Identification of Functionally Important Residues of Arabidopsis thaliana S-Adenosylmethionine Decarboxylase

The Arabidopsis thaliana S-adenosylmethionine decarboxylase (AdoMetDC) cDNA (GenBank U63633) was cloned, and the AdoMetDC protein was expressed, purified, and characterized. The Km value for S-adenosylmethionine (AdoMet) is 23.1μM and the K1 value for methylglyoxal bis-(guanylhydrazone) (MGBG) is 0.15 μM. Site-specific muta-genesis was performed on the AdoMetDC to introduce mutations at conserved cysteine (Cys50, Cys83, and Cys230) and lysine81 residues, chosen by examination of the conserved sequence and proved to be involved in enzymatic activity by chemical modification. The AdoMetDC mutants K81A and C83A retained up to 60 and 10% of wild type activity, respectively, demonstrating that lysyl and sulfhydryl groups are required for full catalytic activity.
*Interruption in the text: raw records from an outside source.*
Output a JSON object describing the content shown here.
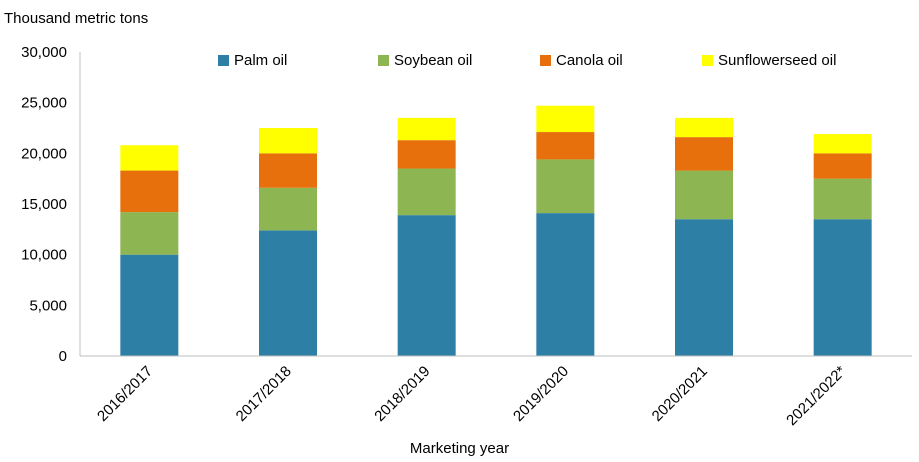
{
  "chart_data": {
    "type": "bar",
    "stacked": true,
    "ylabel": "Thousand metric tons",
    "xlabel": "Marketing year",
    "ylim": [
      0,
      30000
    ],
    "yticks": [
      0,
      5000,
      10000,
      15000,
      20000,
      25000,
      30000
    ],
    "ytick_labels": [
      "0",
      "5,000",
      "10,000",
      "15,000",
      "20,000",
      "25,000",
      "30,000"
    ],
    "categories": [
      "2016/2017",
      "2017/2018",
      "2018/2019",
      "2019/2020",
      "2020/2021",
      "2021/2022*"
    ],
    "series": [
      {
        "name": "Palm oil",
        "color": "#2E7FA5",
        "values": [
          10000,
          12400,
          13900,
          14100,
          13500,
          13500
        ]
      },
      {
        "name": "Soybean oil",
        "color": "#8DB653",
        "values": [
          4200,
          4200,
          4600,
          5300,
          4800,
          4000
        ]
      },
      {
        "name": "Canola oil",
        "color": "#E7700D",
        "values": [
          4100,
          3400,
          2800,
          2700,
          3300,
          2500
        ]
      },
      {
        "name": "Sunflowerseed oil",
        "color": "#FFFF00",
        "values": [
          2500,
          2500,
          2200,
          2600,
          1900,
          1900
        ]
      }
    ],
    "legend_position": "top",
    "grid": false
  }
}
However, changing Cys50 and Cys230 to alanine had minimal effects on the catalytic activity. Changing Lys81 to alanine produced an altered substrate specificity. When lysine was used as a substrate instead of AdoMet, the substrate specificity for lysine increased 6-fold. The Km value for AdoMet is 11-fold higher than that of the wild type, but the Vmax value is more than 60%. Taken together, the results suggest that the lysine81 residue is critical for substrate binding.